Hello! I tried to run IRON on my own dataset however it is not producing any viable results. I assumed you were using NeRF++ for producing the cam_dict_norm.json, however there is very little detail on exactly how you processed the images obtained from camera. Could you provide more details on the steps you took to process the images to create the train/test folders?

Hi, I used the code "run_colmap.py" in Nerf++ to produce the cam_dict_norm.json, but the result was always bad, even for the given dataset. For example, for the given data, the steps I took is:

  1. Used all the images in train/test to run the code "run_colmap.py";
  2. Split the images in "xmen/mvs/image"(this is the result of "run_colmap.py") to train and test by myself
  3. Used the json file: xmen/posed_images/kai_cameras_normalized.json to train Iron.
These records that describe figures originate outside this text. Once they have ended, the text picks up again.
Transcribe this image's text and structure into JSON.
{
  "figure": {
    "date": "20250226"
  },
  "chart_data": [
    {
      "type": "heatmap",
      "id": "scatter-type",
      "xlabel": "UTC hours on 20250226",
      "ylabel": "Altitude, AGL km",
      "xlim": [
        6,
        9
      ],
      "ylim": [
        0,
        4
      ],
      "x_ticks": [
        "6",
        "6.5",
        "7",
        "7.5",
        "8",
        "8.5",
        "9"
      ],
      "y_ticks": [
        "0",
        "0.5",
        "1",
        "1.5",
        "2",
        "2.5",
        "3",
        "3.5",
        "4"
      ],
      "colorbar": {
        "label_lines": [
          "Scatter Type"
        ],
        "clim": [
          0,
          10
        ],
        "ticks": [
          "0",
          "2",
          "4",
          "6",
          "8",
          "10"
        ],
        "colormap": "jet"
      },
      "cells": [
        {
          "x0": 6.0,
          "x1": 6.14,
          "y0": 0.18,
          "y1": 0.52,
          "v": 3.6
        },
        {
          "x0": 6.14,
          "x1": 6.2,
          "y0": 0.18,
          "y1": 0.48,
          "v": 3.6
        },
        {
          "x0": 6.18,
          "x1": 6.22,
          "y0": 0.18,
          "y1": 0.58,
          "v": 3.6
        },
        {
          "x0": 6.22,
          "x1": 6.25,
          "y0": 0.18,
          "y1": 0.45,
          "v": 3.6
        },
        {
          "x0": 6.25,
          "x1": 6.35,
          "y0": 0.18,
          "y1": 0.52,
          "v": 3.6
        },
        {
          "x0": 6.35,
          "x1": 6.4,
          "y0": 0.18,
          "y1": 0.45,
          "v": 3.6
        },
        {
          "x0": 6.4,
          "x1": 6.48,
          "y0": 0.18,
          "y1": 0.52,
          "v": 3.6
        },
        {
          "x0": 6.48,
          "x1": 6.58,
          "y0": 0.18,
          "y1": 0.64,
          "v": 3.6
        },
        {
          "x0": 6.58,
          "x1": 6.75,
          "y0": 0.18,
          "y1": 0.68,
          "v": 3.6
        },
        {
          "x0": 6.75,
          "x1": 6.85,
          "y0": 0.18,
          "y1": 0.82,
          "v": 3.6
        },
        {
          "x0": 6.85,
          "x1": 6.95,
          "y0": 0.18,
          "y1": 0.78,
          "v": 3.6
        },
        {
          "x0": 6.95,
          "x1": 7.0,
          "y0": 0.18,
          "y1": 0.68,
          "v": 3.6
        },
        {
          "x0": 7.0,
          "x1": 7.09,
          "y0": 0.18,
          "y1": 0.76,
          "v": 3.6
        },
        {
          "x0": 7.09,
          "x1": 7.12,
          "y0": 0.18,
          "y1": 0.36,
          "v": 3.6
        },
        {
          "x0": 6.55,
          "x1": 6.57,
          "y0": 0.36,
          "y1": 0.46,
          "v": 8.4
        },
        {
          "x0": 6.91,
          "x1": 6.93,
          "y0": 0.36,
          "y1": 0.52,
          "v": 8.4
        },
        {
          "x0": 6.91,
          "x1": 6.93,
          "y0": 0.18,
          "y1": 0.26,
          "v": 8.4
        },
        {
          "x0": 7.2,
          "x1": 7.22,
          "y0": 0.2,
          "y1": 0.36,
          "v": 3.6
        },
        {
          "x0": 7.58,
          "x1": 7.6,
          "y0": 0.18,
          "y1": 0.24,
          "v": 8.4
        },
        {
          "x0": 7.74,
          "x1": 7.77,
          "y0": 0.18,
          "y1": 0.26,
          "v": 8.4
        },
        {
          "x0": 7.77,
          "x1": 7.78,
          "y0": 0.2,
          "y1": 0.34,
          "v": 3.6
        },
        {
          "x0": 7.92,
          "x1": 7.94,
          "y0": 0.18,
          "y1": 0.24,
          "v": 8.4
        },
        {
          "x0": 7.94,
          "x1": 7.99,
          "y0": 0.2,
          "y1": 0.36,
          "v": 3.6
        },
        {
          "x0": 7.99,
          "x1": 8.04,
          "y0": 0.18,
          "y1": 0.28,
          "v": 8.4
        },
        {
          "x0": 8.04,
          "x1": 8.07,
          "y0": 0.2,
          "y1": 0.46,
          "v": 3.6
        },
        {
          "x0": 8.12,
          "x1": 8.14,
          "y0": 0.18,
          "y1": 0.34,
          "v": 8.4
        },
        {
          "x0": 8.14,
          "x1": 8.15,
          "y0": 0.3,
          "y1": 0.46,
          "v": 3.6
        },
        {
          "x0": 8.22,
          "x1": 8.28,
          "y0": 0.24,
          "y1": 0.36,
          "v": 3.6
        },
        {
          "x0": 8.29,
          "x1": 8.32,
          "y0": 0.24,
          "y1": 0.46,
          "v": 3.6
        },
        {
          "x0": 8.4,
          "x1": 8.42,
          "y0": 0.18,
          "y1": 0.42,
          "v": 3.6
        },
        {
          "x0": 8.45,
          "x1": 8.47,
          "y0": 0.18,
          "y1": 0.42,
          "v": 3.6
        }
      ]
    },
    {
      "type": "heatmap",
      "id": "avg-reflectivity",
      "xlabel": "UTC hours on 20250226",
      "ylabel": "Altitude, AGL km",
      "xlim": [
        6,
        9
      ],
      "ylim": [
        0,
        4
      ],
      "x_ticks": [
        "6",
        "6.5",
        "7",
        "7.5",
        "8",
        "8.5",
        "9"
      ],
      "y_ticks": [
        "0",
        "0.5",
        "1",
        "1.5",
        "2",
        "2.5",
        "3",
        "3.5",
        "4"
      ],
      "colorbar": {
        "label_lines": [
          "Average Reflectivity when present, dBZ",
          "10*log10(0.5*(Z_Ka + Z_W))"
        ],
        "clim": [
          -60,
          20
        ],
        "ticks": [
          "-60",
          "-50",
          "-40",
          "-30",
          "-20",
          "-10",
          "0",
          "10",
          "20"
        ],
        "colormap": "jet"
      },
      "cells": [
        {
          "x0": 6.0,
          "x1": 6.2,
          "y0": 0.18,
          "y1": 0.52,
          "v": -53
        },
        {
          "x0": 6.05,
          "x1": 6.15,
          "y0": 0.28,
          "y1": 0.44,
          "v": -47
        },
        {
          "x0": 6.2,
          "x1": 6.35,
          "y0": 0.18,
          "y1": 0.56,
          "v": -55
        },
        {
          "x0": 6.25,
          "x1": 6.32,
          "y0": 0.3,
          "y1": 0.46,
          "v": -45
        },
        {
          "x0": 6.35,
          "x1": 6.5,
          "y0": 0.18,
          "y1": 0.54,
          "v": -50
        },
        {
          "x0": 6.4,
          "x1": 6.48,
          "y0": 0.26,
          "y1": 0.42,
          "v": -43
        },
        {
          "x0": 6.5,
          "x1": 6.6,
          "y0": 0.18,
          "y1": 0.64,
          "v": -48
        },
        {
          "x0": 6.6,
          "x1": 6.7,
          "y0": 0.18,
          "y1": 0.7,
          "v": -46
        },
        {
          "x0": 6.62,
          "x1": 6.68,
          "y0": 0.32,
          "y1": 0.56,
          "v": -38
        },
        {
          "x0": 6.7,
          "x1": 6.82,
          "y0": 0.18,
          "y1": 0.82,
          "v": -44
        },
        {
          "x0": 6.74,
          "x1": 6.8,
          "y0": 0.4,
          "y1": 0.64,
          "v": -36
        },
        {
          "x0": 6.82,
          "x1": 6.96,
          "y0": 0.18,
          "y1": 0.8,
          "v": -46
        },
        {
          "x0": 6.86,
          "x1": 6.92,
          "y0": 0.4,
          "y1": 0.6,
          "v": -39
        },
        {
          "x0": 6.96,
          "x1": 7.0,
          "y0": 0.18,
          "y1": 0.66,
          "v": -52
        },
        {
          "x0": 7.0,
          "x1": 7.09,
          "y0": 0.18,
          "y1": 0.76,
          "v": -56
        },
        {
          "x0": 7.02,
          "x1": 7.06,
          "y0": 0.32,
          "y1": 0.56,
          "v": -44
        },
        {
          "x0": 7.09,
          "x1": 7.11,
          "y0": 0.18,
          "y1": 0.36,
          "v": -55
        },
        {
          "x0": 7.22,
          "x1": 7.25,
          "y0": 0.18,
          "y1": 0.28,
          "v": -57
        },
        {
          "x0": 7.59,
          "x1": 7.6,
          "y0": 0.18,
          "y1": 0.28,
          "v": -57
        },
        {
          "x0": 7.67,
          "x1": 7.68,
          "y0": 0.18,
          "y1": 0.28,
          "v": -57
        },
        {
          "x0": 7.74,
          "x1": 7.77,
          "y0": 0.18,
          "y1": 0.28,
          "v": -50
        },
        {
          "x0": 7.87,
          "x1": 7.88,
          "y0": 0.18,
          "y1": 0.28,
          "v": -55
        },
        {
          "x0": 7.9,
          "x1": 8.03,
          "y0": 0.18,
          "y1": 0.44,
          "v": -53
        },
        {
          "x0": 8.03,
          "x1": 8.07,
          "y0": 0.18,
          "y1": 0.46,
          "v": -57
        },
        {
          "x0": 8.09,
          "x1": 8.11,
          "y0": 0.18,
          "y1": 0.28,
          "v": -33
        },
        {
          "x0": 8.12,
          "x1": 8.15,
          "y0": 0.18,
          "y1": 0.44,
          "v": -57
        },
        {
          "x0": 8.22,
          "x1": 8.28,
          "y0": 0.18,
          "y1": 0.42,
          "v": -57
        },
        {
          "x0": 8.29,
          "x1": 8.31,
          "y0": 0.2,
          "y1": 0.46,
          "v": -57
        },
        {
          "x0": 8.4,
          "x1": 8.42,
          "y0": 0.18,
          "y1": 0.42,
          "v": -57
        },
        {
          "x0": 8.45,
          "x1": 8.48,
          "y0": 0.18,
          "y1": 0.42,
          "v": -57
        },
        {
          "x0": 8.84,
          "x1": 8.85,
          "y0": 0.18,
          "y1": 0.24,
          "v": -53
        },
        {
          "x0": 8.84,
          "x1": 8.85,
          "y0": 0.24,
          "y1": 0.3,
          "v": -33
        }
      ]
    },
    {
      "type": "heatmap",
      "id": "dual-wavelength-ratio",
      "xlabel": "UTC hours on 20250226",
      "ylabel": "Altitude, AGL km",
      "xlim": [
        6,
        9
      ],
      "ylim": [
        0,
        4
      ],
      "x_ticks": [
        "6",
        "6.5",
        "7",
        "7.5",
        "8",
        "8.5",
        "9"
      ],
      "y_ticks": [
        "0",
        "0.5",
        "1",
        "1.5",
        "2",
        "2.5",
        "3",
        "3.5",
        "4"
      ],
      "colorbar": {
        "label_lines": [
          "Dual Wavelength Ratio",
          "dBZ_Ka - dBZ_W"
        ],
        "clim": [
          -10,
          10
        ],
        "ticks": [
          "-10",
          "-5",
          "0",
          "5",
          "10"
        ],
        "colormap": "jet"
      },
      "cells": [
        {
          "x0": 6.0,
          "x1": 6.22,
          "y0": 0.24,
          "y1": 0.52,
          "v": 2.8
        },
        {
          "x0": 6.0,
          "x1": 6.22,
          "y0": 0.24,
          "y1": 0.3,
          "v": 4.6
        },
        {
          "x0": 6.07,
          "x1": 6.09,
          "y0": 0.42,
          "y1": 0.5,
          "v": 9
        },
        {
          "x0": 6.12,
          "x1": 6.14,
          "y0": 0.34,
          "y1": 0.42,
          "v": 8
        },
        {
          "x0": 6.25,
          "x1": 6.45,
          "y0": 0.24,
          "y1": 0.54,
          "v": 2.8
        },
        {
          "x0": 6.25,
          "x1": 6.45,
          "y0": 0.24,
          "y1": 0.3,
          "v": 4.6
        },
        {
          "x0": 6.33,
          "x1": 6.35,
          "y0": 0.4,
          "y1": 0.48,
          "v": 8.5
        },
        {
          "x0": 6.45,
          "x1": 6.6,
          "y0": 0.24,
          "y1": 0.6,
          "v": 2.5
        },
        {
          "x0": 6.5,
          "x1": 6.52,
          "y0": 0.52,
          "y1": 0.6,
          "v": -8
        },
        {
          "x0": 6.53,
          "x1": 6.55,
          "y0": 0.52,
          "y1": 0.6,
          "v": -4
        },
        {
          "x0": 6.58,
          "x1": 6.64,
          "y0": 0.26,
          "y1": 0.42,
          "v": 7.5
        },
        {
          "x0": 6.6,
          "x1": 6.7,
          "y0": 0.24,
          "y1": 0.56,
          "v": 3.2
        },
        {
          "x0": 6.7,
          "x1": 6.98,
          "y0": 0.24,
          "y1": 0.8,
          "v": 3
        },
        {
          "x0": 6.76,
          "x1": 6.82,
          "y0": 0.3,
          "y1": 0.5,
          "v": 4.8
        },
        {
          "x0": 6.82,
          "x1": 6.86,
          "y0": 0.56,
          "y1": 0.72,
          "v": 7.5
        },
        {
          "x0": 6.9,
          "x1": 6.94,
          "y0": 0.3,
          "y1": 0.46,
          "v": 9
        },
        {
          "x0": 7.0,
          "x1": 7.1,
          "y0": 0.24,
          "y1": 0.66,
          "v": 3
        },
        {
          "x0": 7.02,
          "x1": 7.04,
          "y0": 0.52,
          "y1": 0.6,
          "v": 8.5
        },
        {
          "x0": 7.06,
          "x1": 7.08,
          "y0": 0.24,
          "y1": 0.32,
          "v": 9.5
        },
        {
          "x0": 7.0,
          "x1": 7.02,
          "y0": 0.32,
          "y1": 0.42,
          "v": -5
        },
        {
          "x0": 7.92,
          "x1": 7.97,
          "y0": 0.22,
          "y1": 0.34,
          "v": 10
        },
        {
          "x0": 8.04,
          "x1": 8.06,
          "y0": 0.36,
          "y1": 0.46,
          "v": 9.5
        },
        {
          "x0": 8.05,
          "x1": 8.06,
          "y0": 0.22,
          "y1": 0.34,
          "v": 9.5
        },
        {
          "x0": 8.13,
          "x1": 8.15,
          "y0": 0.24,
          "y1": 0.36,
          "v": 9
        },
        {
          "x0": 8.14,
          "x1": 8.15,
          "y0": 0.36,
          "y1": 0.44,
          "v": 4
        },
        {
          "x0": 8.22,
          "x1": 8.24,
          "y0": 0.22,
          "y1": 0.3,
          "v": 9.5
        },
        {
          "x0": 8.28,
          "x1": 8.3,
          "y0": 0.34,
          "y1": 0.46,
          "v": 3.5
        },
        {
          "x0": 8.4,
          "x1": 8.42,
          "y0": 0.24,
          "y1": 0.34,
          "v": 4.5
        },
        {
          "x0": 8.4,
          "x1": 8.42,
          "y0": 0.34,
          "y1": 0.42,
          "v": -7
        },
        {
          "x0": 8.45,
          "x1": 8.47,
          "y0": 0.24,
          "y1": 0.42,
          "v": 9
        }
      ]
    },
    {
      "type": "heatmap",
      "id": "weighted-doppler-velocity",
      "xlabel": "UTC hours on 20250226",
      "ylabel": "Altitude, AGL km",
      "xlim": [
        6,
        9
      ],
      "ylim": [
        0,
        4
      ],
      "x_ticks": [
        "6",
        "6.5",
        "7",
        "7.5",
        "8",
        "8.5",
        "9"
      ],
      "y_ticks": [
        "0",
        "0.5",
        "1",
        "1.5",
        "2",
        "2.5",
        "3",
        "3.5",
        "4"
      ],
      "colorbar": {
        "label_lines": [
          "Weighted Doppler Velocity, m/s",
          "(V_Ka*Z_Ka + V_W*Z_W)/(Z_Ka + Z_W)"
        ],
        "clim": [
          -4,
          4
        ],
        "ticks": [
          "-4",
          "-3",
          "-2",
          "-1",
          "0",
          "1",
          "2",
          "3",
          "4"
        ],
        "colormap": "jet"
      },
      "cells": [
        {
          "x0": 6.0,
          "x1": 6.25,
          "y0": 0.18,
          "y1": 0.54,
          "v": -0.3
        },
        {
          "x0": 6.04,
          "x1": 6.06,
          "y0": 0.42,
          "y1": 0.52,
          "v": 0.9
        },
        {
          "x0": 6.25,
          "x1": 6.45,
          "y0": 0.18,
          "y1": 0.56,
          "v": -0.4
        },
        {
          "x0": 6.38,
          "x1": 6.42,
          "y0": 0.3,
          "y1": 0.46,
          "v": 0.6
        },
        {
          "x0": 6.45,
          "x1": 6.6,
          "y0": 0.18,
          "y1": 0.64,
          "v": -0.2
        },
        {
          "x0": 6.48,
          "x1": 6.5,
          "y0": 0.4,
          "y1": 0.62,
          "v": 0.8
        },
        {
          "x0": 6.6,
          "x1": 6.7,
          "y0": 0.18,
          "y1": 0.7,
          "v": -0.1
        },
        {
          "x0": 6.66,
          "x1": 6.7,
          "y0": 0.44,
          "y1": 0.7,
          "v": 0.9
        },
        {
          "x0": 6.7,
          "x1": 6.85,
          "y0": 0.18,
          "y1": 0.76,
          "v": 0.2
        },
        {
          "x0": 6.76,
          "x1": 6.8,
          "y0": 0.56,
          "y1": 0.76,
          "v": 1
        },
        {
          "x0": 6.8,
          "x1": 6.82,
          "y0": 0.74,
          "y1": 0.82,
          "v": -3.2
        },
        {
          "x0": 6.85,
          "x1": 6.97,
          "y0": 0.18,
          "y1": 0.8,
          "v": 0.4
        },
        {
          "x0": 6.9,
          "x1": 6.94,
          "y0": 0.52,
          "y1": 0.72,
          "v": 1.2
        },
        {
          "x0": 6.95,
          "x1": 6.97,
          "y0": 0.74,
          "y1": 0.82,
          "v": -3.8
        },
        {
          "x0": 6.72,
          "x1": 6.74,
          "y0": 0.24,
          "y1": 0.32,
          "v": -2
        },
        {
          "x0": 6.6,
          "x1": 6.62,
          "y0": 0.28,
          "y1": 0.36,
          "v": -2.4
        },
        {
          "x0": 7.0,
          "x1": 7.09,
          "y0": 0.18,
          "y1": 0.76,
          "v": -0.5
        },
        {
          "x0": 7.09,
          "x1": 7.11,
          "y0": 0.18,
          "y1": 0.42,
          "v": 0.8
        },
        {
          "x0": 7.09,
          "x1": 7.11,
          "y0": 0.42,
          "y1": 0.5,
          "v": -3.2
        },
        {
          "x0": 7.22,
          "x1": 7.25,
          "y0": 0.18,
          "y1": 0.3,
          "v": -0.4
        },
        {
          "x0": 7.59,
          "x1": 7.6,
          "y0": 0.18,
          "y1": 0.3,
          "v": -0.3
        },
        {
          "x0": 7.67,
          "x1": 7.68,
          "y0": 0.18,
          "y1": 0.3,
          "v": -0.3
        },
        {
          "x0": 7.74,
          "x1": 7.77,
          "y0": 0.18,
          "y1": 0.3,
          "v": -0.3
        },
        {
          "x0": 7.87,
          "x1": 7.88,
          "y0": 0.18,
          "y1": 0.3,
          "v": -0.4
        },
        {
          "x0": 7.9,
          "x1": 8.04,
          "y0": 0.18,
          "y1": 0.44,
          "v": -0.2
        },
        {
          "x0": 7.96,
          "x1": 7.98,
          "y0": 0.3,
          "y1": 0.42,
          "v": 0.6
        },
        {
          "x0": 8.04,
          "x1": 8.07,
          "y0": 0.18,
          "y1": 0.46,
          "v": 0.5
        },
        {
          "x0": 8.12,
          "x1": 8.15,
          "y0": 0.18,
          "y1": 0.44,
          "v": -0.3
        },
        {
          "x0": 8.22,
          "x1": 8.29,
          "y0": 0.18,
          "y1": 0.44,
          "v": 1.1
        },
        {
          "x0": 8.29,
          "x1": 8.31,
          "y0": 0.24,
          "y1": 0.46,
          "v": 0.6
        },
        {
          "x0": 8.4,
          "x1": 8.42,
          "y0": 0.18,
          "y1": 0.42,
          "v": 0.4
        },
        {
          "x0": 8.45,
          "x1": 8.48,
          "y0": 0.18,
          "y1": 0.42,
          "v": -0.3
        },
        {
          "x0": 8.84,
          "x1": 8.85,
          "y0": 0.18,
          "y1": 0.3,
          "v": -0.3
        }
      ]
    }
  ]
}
But the result of normal.png after 15000 iters was still bad: image while for the original "Xmen" data, the normal.png result is always good even after 2500 iters.

I'm a beginner in this field, and have been troubled by this problem for a long time, could you help me with it? Do you know which part could be wrong? @Kai-46 @Bingrong89

changfali commented 2 years ago

You can find more details in #15, That would be very great help for me!!